What we want to do now is build a model that will predict the severity of a new patient’s disease progression given their BMI and blood sugar level, and we will use a k-nearest neighbors (k-NN) algorithm to do so. In general, this algorithm will:
For example, in a three-nearest neighbours algorithm, if a new point (consisting of a BMI value and a blood sugar value) is plotted on the above graph and the three existing points which are nearest to it have an average disease progression value of 200 (ie they are mostly green) then the new point will be given a value of 200 (and will be shown in green too).

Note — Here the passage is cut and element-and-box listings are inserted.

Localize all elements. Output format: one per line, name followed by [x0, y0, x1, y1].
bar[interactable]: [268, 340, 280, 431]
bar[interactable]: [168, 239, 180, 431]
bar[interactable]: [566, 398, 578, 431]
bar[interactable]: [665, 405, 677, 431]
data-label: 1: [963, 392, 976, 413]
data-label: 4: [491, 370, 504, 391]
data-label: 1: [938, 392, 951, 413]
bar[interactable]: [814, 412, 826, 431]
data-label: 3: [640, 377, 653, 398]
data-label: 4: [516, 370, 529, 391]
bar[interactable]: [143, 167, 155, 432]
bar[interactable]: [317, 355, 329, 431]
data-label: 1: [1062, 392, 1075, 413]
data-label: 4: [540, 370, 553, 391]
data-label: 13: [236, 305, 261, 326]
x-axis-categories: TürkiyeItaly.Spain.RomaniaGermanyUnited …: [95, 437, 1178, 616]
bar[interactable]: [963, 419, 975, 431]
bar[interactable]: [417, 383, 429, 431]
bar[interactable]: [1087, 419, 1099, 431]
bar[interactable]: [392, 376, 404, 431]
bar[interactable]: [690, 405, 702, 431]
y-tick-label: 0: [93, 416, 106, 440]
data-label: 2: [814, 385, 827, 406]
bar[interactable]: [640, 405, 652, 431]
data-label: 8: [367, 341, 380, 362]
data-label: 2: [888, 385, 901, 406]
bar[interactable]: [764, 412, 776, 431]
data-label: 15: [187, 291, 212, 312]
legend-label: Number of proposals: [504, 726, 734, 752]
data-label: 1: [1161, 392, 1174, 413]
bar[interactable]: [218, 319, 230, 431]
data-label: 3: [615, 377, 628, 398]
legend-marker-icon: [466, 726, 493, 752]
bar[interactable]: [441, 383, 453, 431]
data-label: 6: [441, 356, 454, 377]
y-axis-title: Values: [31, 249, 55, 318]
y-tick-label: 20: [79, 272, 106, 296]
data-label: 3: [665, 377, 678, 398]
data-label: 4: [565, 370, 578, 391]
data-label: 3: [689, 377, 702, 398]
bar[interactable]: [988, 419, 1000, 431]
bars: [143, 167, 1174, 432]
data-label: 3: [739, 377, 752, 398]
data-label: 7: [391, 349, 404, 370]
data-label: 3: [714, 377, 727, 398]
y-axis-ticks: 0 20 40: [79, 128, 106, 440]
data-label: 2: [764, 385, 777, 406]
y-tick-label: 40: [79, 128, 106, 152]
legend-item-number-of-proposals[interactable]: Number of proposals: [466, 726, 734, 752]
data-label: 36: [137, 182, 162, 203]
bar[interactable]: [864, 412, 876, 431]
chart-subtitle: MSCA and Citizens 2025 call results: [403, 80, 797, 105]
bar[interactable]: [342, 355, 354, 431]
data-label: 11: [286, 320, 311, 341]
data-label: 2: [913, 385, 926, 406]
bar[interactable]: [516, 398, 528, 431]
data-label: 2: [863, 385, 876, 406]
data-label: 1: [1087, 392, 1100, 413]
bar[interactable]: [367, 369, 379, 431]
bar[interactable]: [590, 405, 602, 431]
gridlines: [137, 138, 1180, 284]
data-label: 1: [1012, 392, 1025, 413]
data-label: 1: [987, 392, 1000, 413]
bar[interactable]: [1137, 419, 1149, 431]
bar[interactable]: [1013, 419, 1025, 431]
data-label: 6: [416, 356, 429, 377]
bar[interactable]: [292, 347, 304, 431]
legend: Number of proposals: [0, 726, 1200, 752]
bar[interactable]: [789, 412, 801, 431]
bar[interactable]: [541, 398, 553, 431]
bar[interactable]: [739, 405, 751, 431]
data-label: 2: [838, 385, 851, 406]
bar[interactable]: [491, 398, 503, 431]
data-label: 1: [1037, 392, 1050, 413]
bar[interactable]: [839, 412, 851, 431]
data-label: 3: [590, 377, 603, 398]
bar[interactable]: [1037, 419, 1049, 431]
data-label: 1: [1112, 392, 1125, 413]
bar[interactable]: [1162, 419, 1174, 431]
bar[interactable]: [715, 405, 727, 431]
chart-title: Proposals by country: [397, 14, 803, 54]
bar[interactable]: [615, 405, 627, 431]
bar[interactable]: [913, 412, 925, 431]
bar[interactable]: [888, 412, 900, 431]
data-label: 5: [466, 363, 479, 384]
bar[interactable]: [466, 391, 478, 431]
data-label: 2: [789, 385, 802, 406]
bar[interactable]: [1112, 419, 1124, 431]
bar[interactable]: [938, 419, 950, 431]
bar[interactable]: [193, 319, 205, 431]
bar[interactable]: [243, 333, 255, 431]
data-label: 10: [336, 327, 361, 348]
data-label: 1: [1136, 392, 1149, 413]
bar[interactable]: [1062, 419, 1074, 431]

See the Wikipedia page for the k-nearest neighbors algorithm for more info.
We will use the KNeighborsRegressor()
function from scikit-learn to implement the algorithm.

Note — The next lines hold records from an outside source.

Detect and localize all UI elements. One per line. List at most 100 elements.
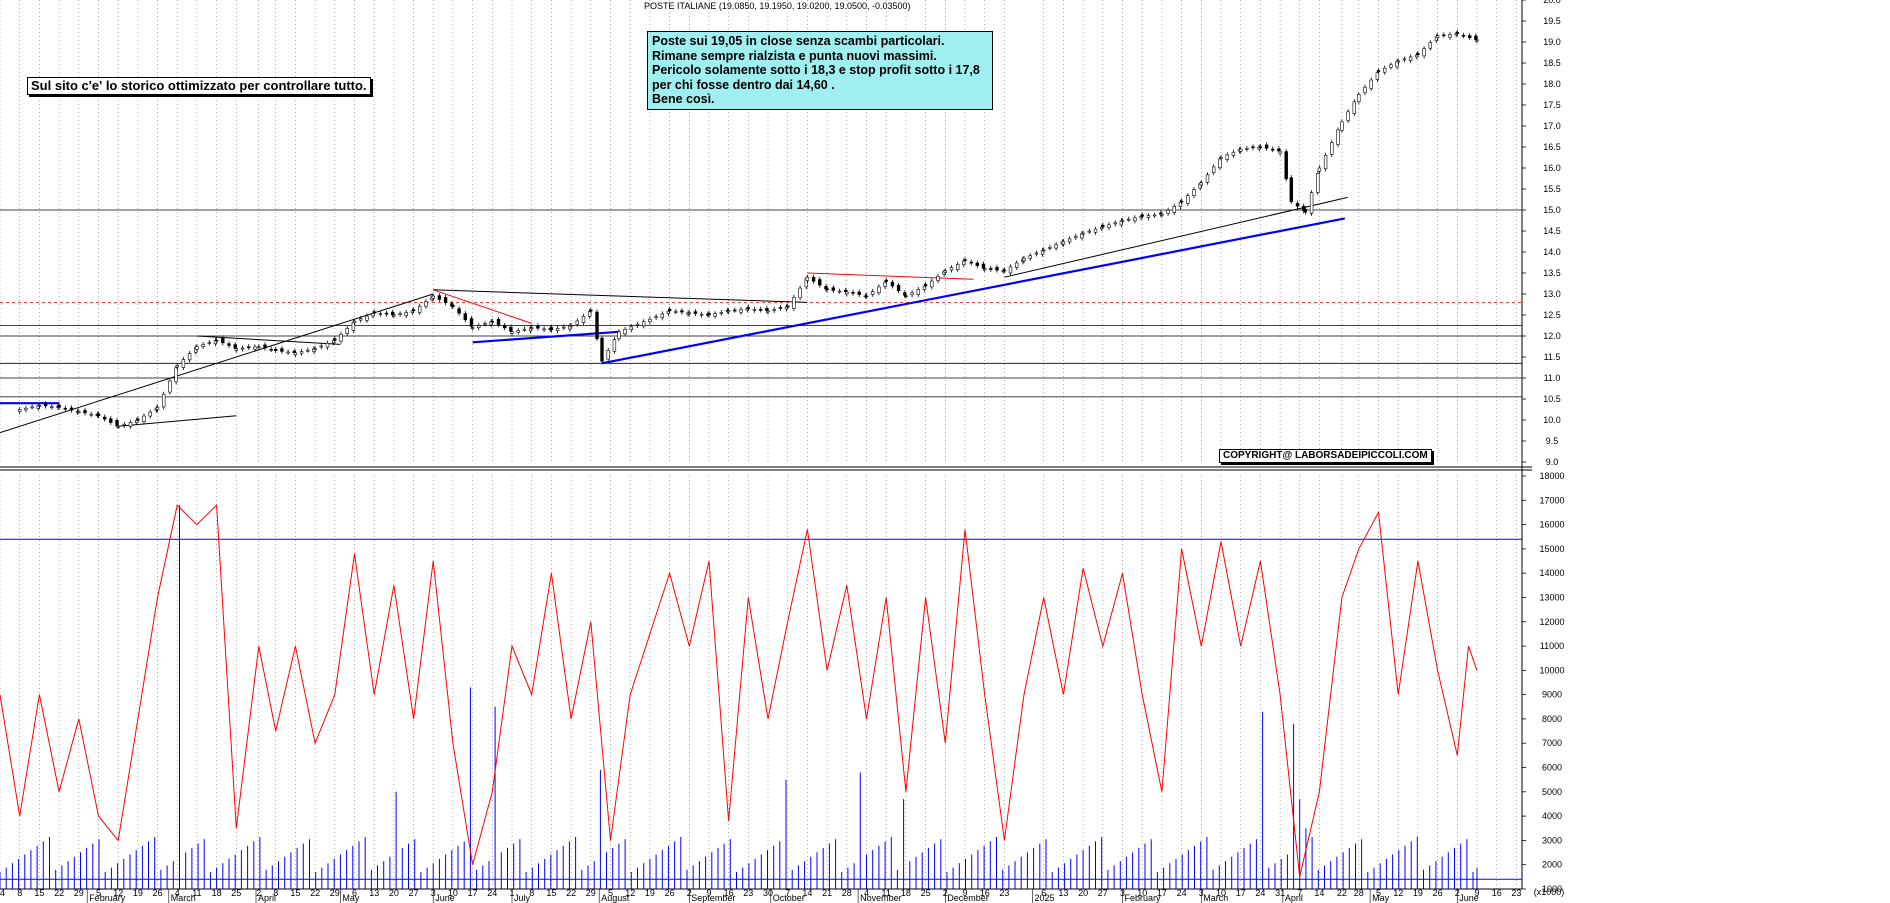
candle-body <box>989 268 993 270</box>
candle-body <box>1218 158 1222 168</box>
volume-tick-label: 7000 <box>1542 738 1562 748</box>
candle-body <box>411 309 416 312</box>
candle-body <box>739 309 743 313</box>
candle-body <box>1428 42 1433 49</box>
date-tick-label: 7 <box>1297 888 1302 898</box>
date-tick-label: 8 <box>529 888 534 898</box>
candle-body <box>325 342 330 348</box>
candle-body <box>680 310 684 313</box>
volume-axis: 1000 2000 3000 4000 5000 6000 7000 8000 9000 1000… <box>1522 471 1565 897</box>
candle-body <box>122 423 127 426</box>
candle-body <box>910 292 914 296</box>
candle-body <box>1061 241 1066 245</box>
volume-tick-label: 10000 <box>1539 665 1564 675</box>
candle-body <box>1284 151 1288 180</box>
candle-body <box>510 331 514 334</box>
candle-body <box>1245 148 1249 150</box>
candle-body <box>155 407 160 410</box>
candle-body <box>1317 167 1322 172</box>
oscillator-line <box>0 504 1478 878</box>
candle-body <box>168 380 172 393</box>
candle-body <box>431 295 435 299</box>
candle-body <box>269 348 273 351</box>
candle-body <box>1251 146 1255 149</box>
candle-body <box>1408 56 1413 61</box>
candle-body <box>1127 218 1131 221</box>
date-tick-label: 2 <box>256 888 261 898</box>
candle-body <box>1316 173 1320 193</box>
trendline-black <box>1004 196 1348 278</box>
price-tick-label: 16.0 <box>1543 163 1561 173</box>
date-tick-label: 14 <box>802 888 812 898</box>
candle-body <box>392 314 396 317</box>
price-tick-label: 10.5 <box>1543 394 1561 404</box>
volume-unit-label: (x1000) <box>1534 887 1565 897</box>
candle-body <box>600 337 604 362</box>
candle-body <box>587 311 592 317</box>
month-label: February <box>89 893 126 903</box>
month-label: April <box>258 893 276 903</box>
candle-body <box>1146 215 1151 218</box>
date-tick-label: 16 <box>724 888 734 898</box>
candle-body <box>845 291 849 295</box>
candle-body <box>766 310 770 313</box>
date-tick-label: 17 <box>1157 888 1167 898</box>
candle-body <box>589 309 593 312</box>
date-tick-label: 29 <box>330 888 340 898</box>
candle-body <box>286 351 290 354</box>
date-tick-label: 20 <box>389 888 399 898</box>
candle-body <box>1113 222 1117 225</box>
candle-body <box>943 270 948 273</box>
candle-body <box>726 310 731 313</box>
candle-body <box>1295 203 1300 207</box>
price-tick-label: 12.0 <box>1543 331 1561 341</box>
candle-body <box>635 323 640 326</box>
price-tick-label: 19.5 <box>1543 16 1561 26</box>
candle-body <box>253 346 257 350</box>
candle-body <box>77 411 81 413</box>
date-tick-label: 26 <box>665 888 675 898</box>
candle-body <box>273 348 278 352</box>
candle-body <box>116 425 120 428</box>
candle-body <box>469 318 474 327</box>
candle-body <box>1475 39 1479 42</box>
date-tick-label: 19 <box>133 888 143 898</box>
month-label: March <box>1203 893 1228 903</box>
candle-body <box>1140 214 1144 217</box>
candle-body <box>496 318 501 325</box>
candle-body <box>1199 182 1204 186</box>
month-label: November <box>860 893 902 903</box>
site-note: Sul sito c'e' lo storico ottimizzato per… <box>27 77 371 95</box>
candle-body <box>214 339 219 342</box>
price-axis: 9.0 9.5 10.0 10.5 11.0 11.5 12.0 12.5 13.0 13.5 14… <box>1522 0 1561 467</box>
date-tick-label: 6 <box>352 888 357 898</box>
date-tick-label: 15 <box>290 888 300 898</box>
candle-body <box>69 407 74 411</box>
candle-body <box>263 344 267 349</box>
candle-body <box>83 409 87 414</box>
candle-body <box>1376 70 1381 72</box>
candle-body <box>1416 52 1420 55</box>
month-label: August <box>601 893 630 903</box>
candle-body <box>103 416 107 420</box>
date-tick-label: 13 <box>1058 888 1068 898</box>
candle-body <box>384 312 389 315</box>
date-tick-label: 18 <box>901 888 911 898</box>
candle-body <box>884 279 888 282</box>
volume-tick-label: 2000 <box>1542 860 1562 870</box>
date-tick-label: 22 <box>1337 888 1347 898</box>
price-tick-label: 14.0 <box>1543 247 1561 257</box>
month-label: June <box>1459 893 1479 903</box>
date-tick-label: 10 <box>1137 888 1147 898</box>
candle-body <box>699 313 704 316</box>
candle-body <box>221 337 225 344</box>
candle-body <box>1101 224 1105 228</box>
candle-body <box>536 325 540 329</box>
candle-body <box>463 313 467 321</box>
price-tick-label: 15.5 <box>1543 184 1561 194</box>
trendline-blue <box>601 217 1346 365</box>
candle-body <box>516 330 520 333</box>
candle-body <box>890 281 895 287</box>
candle-body <box>674 311 678 313</box>
volume-tick-label: 17000 <box>1539 495 1564 505</box>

The value of k (ie the number of neighbours) that we will use is 30:
# Create a model and fit it to the data
model = neighbors.KNeighborsRegressor(n_neighbors=30)
model.fit(X_train, y_train)
Plug the testing set into the model to create predicted output values for disease progression. The coefficient of determination between these predicted target values and the actual target values for the testing set gives us a measurement of accuracy:
# Get the coefficient of determination of the prediction
score = model.score(X_test, y_test)
print(f'Coefficient of determination: {score:.3f}')
## Coefficient of determination: 0.390
If three new patients come along with relative BMI values of 5, 4.7 and 6 and relative blood sugar levels of 6, 6.5 and 7, respectively, what will their disease progression scores be?
# Construct new data
X_test_example = [
['bmi', 's6'],
[5, 6],
[4.7, 6.5],
[6, 7],
]
headers = X_test_example.pop(0)
X_test_example = pd.DataFrame(X_test_example, columns=headers)
# Make predictions
y_pred = model.predict(X_test_example)
[print(x.round(1)) for x in y_pred]
## 260.6
## 248.4
## 260.6
Let’s do the above but with the entire testing set:
# Make predictions
y_pred = model.predict(X_test)
The better the model is the closer the predicted values will match the actual values. In other words, ideally, all the points will lie on the diagonal line of equality below:
# Plot
ax = plt.axes()
ax.set_title('Agreement Between Predicted and Actual Targets')
ax.scatter(y_pred, y_test.values)
lims = [
np.min([ax.get_xlim(), ax.get_ylim()]),
np.max([ax.get_xlim(), ax.get_ylim()])
]
ax.plot(lims, lims, 'k-', alpha=0.75, zorder=0)
ax.set_aspect('equal')
ax.set_xlim(lims)
ax.set_ylim(lims)
ax.set_xlabel('y Predicted')
ax.set_ylabel('y Actual')
plt.show()
plt.close()
The above agreement didn’t look very good; maybe we built the model badly by choosing a poor value for k? Let’s loop through a whole bunch of potential values for k, build a model for each, test it and record the best result:
# Iterate over various values for k
scores = []
for k in range(1, 40):
# Create a model and fit it to the data
model = neighbors.KNeighborsRegressor(n_neighbors=k)
model.fit(X_train, y_train)
# Get the coefficient of determination of the prediction
score = model.score(X_test, y_test)
scores.append((score, k))
# Sort the results
scores_ordered = sorted(scores)
# Get the best result
print(scores_ordered[-1])
## (0.3895666165672974, 30)
Hmm, it seems that k=30 was indeed the optimal hyperparameter. This is the best we can do for this particular model for this particular dataset.